Sem os canudos, as bebidas passaram a ser servidas em copos mais largos ou com as taças crustadas (ou seja, com com algum ingrediente incrementando a borda), “um truque” para ninguém sentir falta do canudo, e com mais sabor. Uma das opções que faz mais sucesso é a de chocolate apimentado, no drinque Shangri-lá (vodca, morango, cranberry, hortelã e limão).
Outra alternativa são os canudos de vidro. Antes que alguém tenha medo de o utensílio ser frágil, é importante saber que eles são feitos de boros silicato, material resistente a quedas e a altas temperaturas. O Rio, inclusive, já tem uma fábrica, a Mentah!, de alimentos e produtos sustentáveis, fundada há oito meses. Seu primeiro cliente foi o Beefit, em Ipanema.
– Casa com nossa proposta de consumo consciente – conta Emerson Goncos, dono da lanchonete, com 18 lugares.
Na linha do sem glúten, sem lactose, sem conservante, o Beefit usa canudos para servir suco, kombuchá e smoothies. Eles são lavados com água, detergente e uma escovinha própria e ficam dentro de uma capa individual antes de ir ao copo. Se o cliente quiser, pode levar um kit casa: canudo, escova e capa.

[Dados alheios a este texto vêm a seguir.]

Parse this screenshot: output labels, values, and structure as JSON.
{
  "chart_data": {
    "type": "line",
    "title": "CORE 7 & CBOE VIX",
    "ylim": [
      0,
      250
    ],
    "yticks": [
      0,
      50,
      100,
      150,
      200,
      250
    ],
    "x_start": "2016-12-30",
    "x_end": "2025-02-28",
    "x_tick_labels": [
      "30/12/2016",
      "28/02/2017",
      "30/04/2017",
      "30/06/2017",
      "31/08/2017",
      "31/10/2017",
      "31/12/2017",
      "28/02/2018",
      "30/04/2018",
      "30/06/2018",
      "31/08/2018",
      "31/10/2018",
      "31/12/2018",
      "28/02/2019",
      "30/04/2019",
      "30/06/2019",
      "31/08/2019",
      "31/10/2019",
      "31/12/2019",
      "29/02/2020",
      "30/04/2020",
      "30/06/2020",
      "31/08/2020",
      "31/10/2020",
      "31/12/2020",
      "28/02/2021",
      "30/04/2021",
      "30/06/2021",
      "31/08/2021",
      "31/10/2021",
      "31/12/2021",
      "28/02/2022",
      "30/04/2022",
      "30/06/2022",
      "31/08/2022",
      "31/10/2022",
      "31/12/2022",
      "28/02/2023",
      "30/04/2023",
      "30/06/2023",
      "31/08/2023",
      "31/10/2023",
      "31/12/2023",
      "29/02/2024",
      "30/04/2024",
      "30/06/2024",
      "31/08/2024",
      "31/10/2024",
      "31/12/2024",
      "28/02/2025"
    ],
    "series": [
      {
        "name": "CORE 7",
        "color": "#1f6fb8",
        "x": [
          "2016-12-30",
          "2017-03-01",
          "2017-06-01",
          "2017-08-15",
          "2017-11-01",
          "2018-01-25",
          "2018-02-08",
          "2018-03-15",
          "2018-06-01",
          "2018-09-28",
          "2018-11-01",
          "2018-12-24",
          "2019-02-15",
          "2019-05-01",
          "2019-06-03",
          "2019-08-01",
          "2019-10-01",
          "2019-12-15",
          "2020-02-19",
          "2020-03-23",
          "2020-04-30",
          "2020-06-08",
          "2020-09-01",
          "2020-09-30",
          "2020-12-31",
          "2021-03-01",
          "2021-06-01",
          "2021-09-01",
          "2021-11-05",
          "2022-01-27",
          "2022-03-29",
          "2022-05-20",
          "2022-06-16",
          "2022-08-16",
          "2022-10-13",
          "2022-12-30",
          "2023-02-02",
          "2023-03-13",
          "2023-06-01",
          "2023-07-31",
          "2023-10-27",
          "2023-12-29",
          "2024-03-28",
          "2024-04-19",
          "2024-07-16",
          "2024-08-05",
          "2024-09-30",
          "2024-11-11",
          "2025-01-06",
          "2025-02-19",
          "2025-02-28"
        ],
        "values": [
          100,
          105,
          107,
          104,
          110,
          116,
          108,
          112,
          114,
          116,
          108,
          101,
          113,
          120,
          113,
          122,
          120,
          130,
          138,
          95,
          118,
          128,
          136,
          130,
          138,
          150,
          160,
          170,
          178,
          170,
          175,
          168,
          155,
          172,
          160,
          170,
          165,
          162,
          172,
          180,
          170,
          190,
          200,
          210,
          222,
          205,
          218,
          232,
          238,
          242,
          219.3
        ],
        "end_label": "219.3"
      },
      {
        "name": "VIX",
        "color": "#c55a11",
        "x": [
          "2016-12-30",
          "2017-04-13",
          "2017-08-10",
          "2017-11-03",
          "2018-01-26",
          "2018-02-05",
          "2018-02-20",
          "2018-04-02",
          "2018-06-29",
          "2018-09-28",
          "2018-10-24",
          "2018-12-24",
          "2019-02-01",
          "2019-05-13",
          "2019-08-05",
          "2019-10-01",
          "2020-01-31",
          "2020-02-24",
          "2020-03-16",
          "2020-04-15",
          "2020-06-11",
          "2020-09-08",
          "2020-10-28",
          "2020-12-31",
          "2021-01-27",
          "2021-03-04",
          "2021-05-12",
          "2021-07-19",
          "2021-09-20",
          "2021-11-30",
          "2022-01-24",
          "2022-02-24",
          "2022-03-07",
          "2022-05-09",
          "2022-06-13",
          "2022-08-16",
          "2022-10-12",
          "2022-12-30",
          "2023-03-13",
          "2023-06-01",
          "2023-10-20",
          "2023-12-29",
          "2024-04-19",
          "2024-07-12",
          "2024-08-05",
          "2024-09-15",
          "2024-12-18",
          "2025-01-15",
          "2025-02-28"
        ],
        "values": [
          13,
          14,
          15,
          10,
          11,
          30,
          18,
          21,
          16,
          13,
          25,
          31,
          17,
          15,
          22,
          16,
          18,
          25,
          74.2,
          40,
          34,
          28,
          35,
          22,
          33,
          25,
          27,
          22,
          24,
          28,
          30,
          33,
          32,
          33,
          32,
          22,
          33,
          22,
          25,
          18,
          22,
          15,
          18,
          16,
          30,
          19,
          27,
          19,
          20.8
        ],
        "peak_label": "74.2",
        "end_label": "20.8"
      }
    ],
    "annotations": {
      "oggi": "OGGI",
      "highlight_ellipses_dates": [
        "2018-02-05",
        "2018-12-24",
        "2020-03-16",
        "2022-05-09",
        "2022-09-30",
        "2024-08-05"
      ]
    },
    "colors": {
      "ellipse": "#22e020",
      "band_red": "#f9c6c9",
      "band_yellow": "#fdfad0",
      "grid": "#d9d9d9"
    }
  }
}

Em busca de um material ecológico o plástico, a chef Tati Lundi apostou no bambu, mas não deu certo: eram difíceis de limpar, quebravam com facilidade. Hoje, quem pede sucos (como o de frutas vermelhas com tâmaras, macá peruana, manjericão e pimenta) ou smoothies pode usar um de vidro.
Um dos maiores incentivadores da causa por aqui é Marco De la Roche, editor do Mixology News, maior portal nacional de coquetelaria.

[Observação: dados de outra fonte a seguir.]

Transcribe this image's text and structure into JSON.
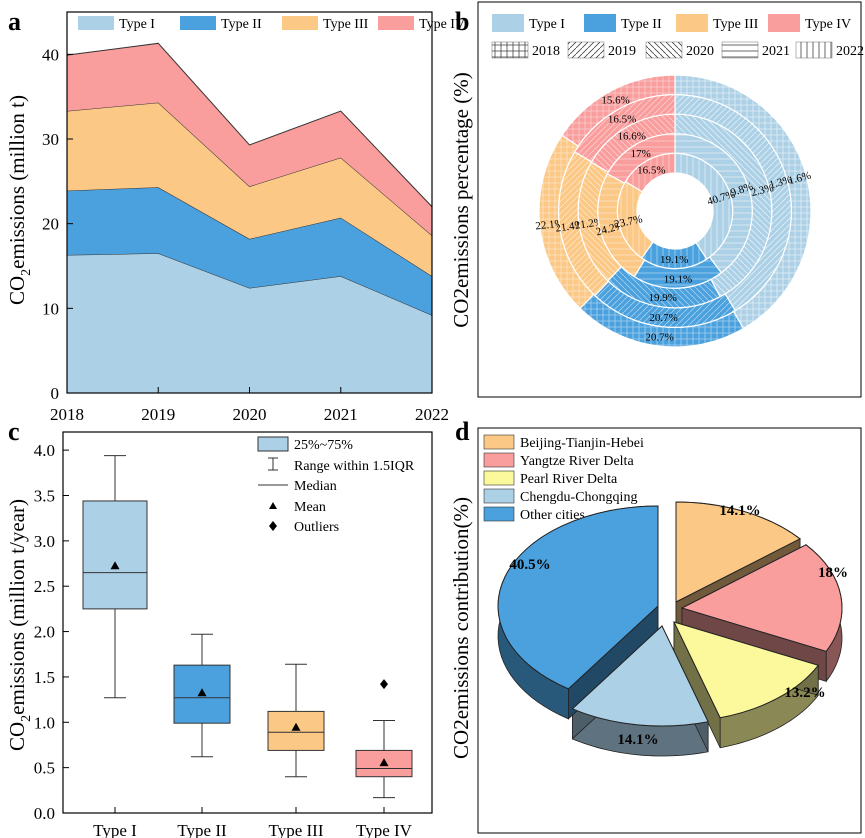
{
  "panels": {
    "a": "a",
    "b": "b",
    "c": "c",
    "d": "d"
  },
  "colors": {
    "type1": "#acd0e6",
    "type2": "#4aa1de",
    "type3": "#fcc886",
    "type4": "#f99d9d",
    "yellow": "#fbf99b"
  },
  "chart_data": [
    {
      "id": "a",
      "type": "area",
      "stacked": true,
      "x": [
        2018,
        2019,
        2020,
        2021,
        2022
      ],
      "series": [
        {
          "name": "Type I",
          "values": [
            16.3,
            16.5,
            12.4,
            13.8,
            9.2
          ]
        },
        {
          "name": "Type II",
          "values": [
            7.6,
            7.8,
            5.8,
            6.9,
            4.6
          ]
        },
        {
          "name": "Type III",
          "values": [
            9.4,
            10.0,
            6.2,
            7.1,
            4.8
          ]
        },
        {
          "name": "Type IV",
          "values": [
            6.6,
            7.0,
            4.9,
            5.5,
            3.4
          ]
        }
      ],
      "xlabel": "",
      "ylabel_main": "CO",
      "ylabel_sub": "2",
      "ylabel_rest": "emissions (million t)",
      "ylim": [
        0,
        45
      ],
      "yticks": [
        0,
        10,
        20,
        30,
        40
      ]
    },
    {
      "id": "b",
      "type": "pie",
      "subtype": "multi-ring donut",
      "ylabel": "CO2emissions percentage (%)",
      "years": [
        "2018",
        "2019",
        "2020",
        "2021",
        "2022"
      ],
      "categories": [
        "Type I",
        "Type II",
        "Type III",
        "Type IV"
      ],
      "rings": [
        {
          "year": "2018",
          "values": [
            41.6,
            20.7,
            22.1,
            15.6
          ]
        },
        {
          "year": "2019",
          "values": [
            41.3,
            20.7,
            21.4,
            16.5
          ]
        },
        {
          "year": "2020",
          "values": [
            42.3,
            19.9,
            21.2,
            16.6
          ]
        },
        {
          "year": "2021",
          "values": [
            39.8,
            19.1,
            24.2,
            17.0
          ]
        },
        {
          "year": "2022",
          "values": [
            40.7,
            19.1,
            23.7,
            16.5
          ]
        }
      ],
      "labels": [
        {
          "cat": 0,
          "text": [
            "41.6%",
            "41.3%",
            "42.3%",
            "39.8%",
            "40.7%"
          ]
        },
        {
          "cat": 1,
          "text": [
            "20.7%",
            "20.7%",
            "19.9%",
            "19.1%",
            "19.1%"
          ]
        },
        {
          "cat": 2,
          "text": [
            "22.1%",
            "21.4%",
            "21.2%",
            "24.2%",
            "23.7%"
          ]
        },
        {
          "cat": 3,
          "text": [
            "15.6%",
            "16.5%",
            "16.6%",
            "17%",
            "16.5%"
          ]
        }
      ]
    },
    {
      "id": "c",
      "type": "box",
      "categories": [
        "Type I",
        "Type II",
        "Type III",
        "Type IV"
      ],
      "boxes": [
        {
          "min": 1.27,
          "q1": 2.25,
          "median": 2.65,
          "q3": 3.44,
          "max": 3.94,
          "mean": 2.72,
          "outliers": []
        },
        {
          "min": 0.62,
          "q1": 0.99,
          "median": 1.27,
          "q3": 1.63,
          "max": 1.97,
          "mean": 1.32,
          "outliers": []
        },
        {
          "min": 0.4,
          "q1": 0.69,
          "median": 0.89,
          "q3": 1.12,
          "max": 1.64,
          "mean": 0.94,
          "outliers": []
        },
        {
          "min": 0.17,
          "q1": 0.4,
          "median": 0.49,
          "q3": 0.69,
          "max": 1.02,
          "mean": 0.55,
          "outliers": [
            1.42
          ]
        }
      ],
      "ylabel_main": "CO",
      "ylabel_sub": "2",
      "ylabel_rest": "emissions (million t/year)",
      "ylim": [
        0,
        4.2
      ],
      "yticks": [
        "0.0",
        "0.5",
        "1.0",
        "1.5",
        "2.0",
        "2.5",
        "3.0",
        "3.5",
        "4.0"
      ],
      "legend": [
        "25%~75%",
        "Range within 1.5IQR",
        "Median",
        "Mean",
        "Outliers"
      ]
    },
    {
      "id": "d",
      "type": "pie",
      "subtype": "3d exploded",
      "ylabel": "CO2emissions contribution(%)",
      "categories": [
        "Beijing-Tianjin-Hebei",
        "Yangtze River Delta",
        "Pearl River Delta",
        "Chengdu-Chongqing",
        "Other cities"
      ],
      "values": [
        14.1,
        18.0,
        13.2,
        14.1,
        40.5
      ],
      "labels": [
        "14.1%",
        "18%",
        "13.2%",
        "14.1%",
        "40.5%"
      ]
    }
  ]
}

– Além do acúmulo de lixo nos oceanos, o canudo promove uma experiência sensorial infantilizada do coquetel, que começa pelo cheiro – explica Marco, defendendo a suspensão do uso de canudos principalmente em gim tônicas, Aperol spritz, e caipirinha.
Pouco usada, mas não menos eficiente, é a opção do macarrão, iniciativa que chegou por aqui pelas mãos de Fábio la Pietra, do SubAstor.

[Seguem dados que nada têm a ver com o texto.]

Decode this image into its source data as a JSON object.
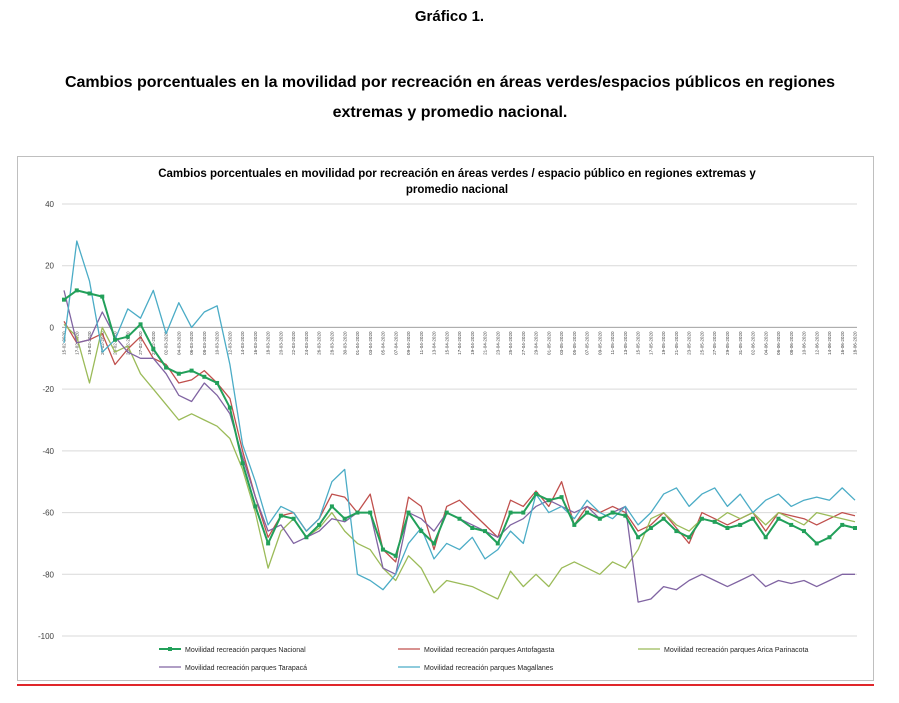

– O canudo de macarrão entrou para o nosso bar há quatro anos em São Paulo e há dois no Rio, desde quando o Sub abriu – diz Fabio, garantindo que não atrapalha no sabor. – Mas o ideal mesmo é servir sem canudo.
É o que fazem no Empório Jardim. Mas, se o cliente insistir, ganha um de papel.
– Deixamos de levar o canudo, explicamos a mudança pelos do tipo biodegradáveis de papel, e perguntamos ao cliente se ele quer, ainda assim. A grande maioria tem dito que não – conta a sócia Branca Lee. – As pessoas usam canudo no automático. É preciso uma mudança de hábito.
Por lei, restaurantes, lanchonetes, bares e até ambulantes são obrigados a usar apenas canudos de plástico embalados individualmente. A multa pode chegar a R$ 3 mil. De acordo com a coordenadora do setor de alimentos da Vigilância Sanitária, Aline Borges, a questão dos canudos reutilizáveis ainda não entrou na pauta.
– É uma demanda que está surgindo dos próprios estabelecimentos, por causa do meio ambiente. Mas a lei foi criada pensando na saúde pública – explica Aline, ressaltando que as casas fora do padrão podem ser multadas, inclusive as que usam os de metal ou vidro.